Taking Email Etiquette to the Next Level
Georgia Institute of Technology (06/06/11) Liz Klipp
Georgia Tech professor Eric Gilbert has developed courteous.ly, software that shows user email loads in real time as a way to provide social cues. By enabling people to see how busy a user is, email would be infused with more social consideration, according to Gilbert. "I think we're really good at the etiquette part when we have the cues that allow us to be polite," he says. "Courteous.ly helps manage expectations and lets people choose to send mail when it’s best for you." Designed to work with Google-based email, the program periodically checks the user's email load based on chosen parameters, such as unread messages in the inbox, total number of messages in the inbox, or how much mail was recently sent.

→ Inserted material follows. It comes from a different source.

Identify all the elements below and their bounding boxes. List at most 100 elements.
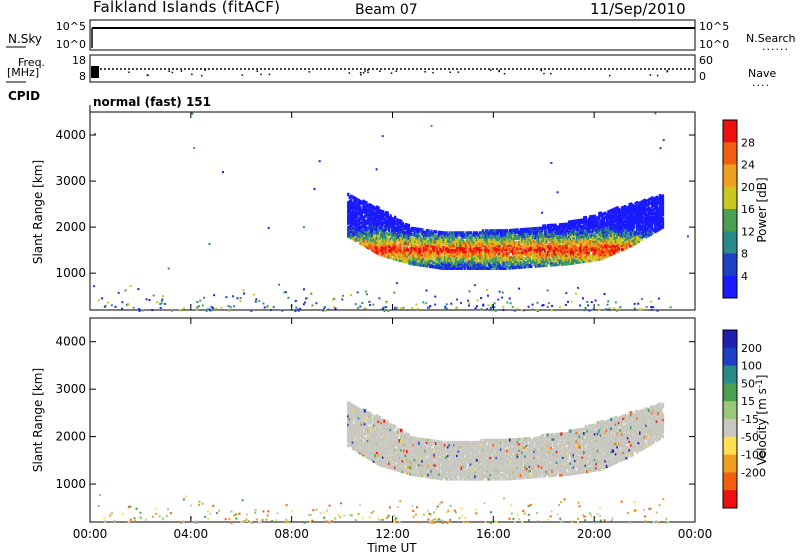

Courteous.ly conducts an initial 12-hour analysis, determines the user's email habits and what constitutes light, normal, or high email amount, and then updates the user's status of email volume level every 10 minutes, which is reflected in an individualized courteous.ly link. An individual sending an email can click on the link to see how busy the user is, and employees with high daily levels of incoming email would be able to use the service as an email management tool. In addition, marketers would be able to use courteous.ly to determine the best time to send an email.

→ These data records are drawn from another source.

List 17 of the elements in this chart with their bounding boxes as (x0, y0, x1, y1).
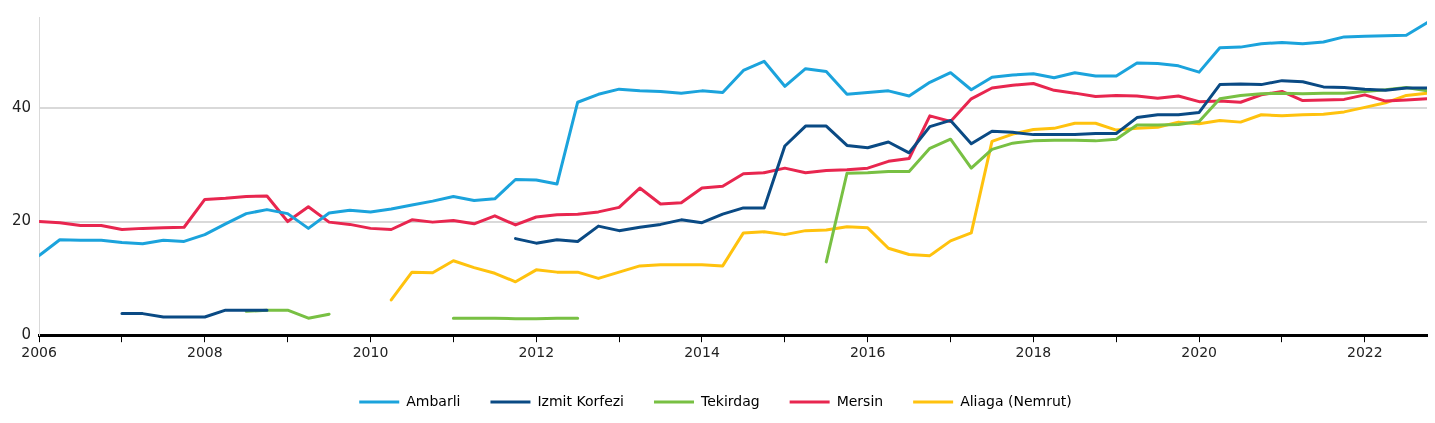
legend-label: Tekirdag (699, 392, 760, 409)
x-tick-label: 2006 (21, 344, 57, 361)
y-tick-label: 20 (11, 211, 32, 230)
x-tick-label: 2016 (849, 344, 886, 361)
y-tick-label: 0 (21, 325, 32, 344)
legend-label: Aliaga (Nemrut) (960, 392, 1072, 409)
x-tick-label: 2012 (518, 344, 555, 361)
legend-label: Ambarli (406, 392, 461, 409)
legend-label: Mersin (836, 392, 884, 409)
x-tick-label: 2020 (1181, 344, 1217, 361)
x-tick-label: 2022 (1347, 344, 1383, 361)
legend-label: Izmit Korfezi (537, 392, 624, 409)
y-tick-label: 40 (11, 97, 32, 116)
x-tick-label: 2014 (684, 344, 720, 361)
x-tick-label: 2010 (352, 344, 389, 361)
x-tick-label: 2008 (186, 344, 223, 361)
x-tick-label: 2018 (1015, 344, 1052, 361)
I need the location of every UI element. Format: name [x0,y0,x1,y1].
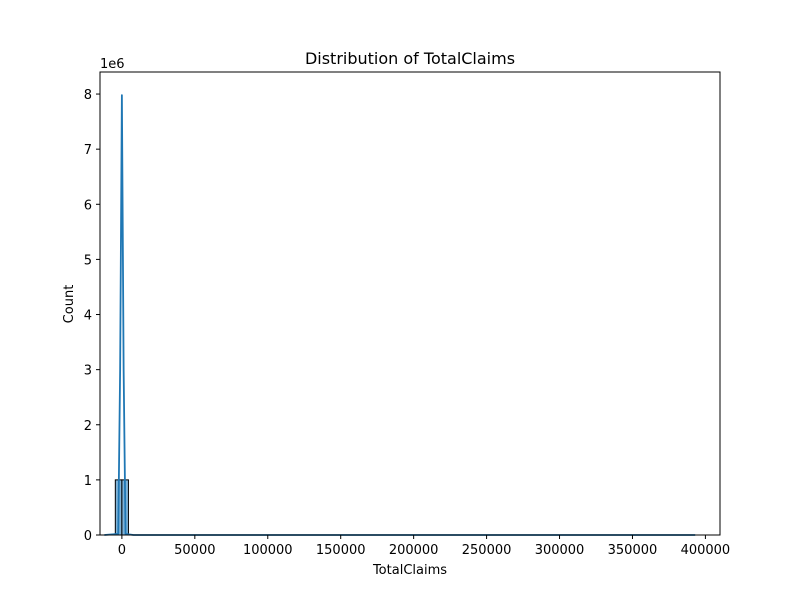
x-axis-label: TotalClaims [372,563,447,578]
chart-title: Distribution of TotalClaims [305,49,515,68]
x-tick-label: 0 [118,543,126,558]
x-tick-label: 100000 [243,543,293,558]
x-tick-label: 350000 [608,543,658,558]
y-tick-label: 7 [84,143,92,158]
x-tick-label: 300000 [535,543,585,558]
kde-line [104,94,696,536]
y-tick-label: 6 [84,198,92,213]
y-offset-text: 1e6 [100,57,125,72]
y-tick-label: 1 [84,474,92,489]
x-tick-label: 200000 [389,543,439,558]
y-axis: 0 1 2 3 4 5 6 7 8 [84,88,100,544]
plot-area [104,94,696,536]
x-tick-label: 250000 [462,543,512,558]
plot-frame [99,71,721,536]
x-axis: 0 50000 100000 150000 200000 250000 300000 3500… [118,535,730,558]
y-tick-label: 4 [84,309,92,324]
y-tick-label: 0 [84,529,92,544]
x-tick-label: 400000 [681,543,731,558]
y-tick-label: 5 [84,253,92,268]
y-tick-label: 2 [84,419,92,434]
y-axis-label: Count [62,285,77,324]
x-tick-label: 50000 [174,543,215,558]
y-tick-label: 3 [84,364,92,379]
y-tick-label: 8 [84,88,92,103]
x-tick-label: 150000 [316,543,366,558]
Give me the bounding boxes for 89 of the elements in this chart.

First Multilingual Browsing and Translation System for Audiovisual Content
Universitat Politecnica de Catalunya (06/01/11)
A new system for browsing and translating audiovisual content has been developed by the Speech Processing Group at Universitat Politecnica de Catalunya. The developers say it is the first system to automatically translate radio, TV, and text documents in Spanish, Catalan, Basque, Galician, and English. A search for a video or audio file would yield a document that is either translated and synthesized or subtitled in another one of Spain's official languages or English, and searches for written texts would yield either another text or an audio file in the chosen language. Project coordinator Asuncion Moreno says the system is designed to translate a TV broadcast from Basque into Catalan in audio and text formats, and carry out searches in either of the languages and make results available in the same languages. A prototype will be available in July. Moreno says the ultimate goal of the project is to improve automatic speech recognition, translation, and speech synthesis systems and technology.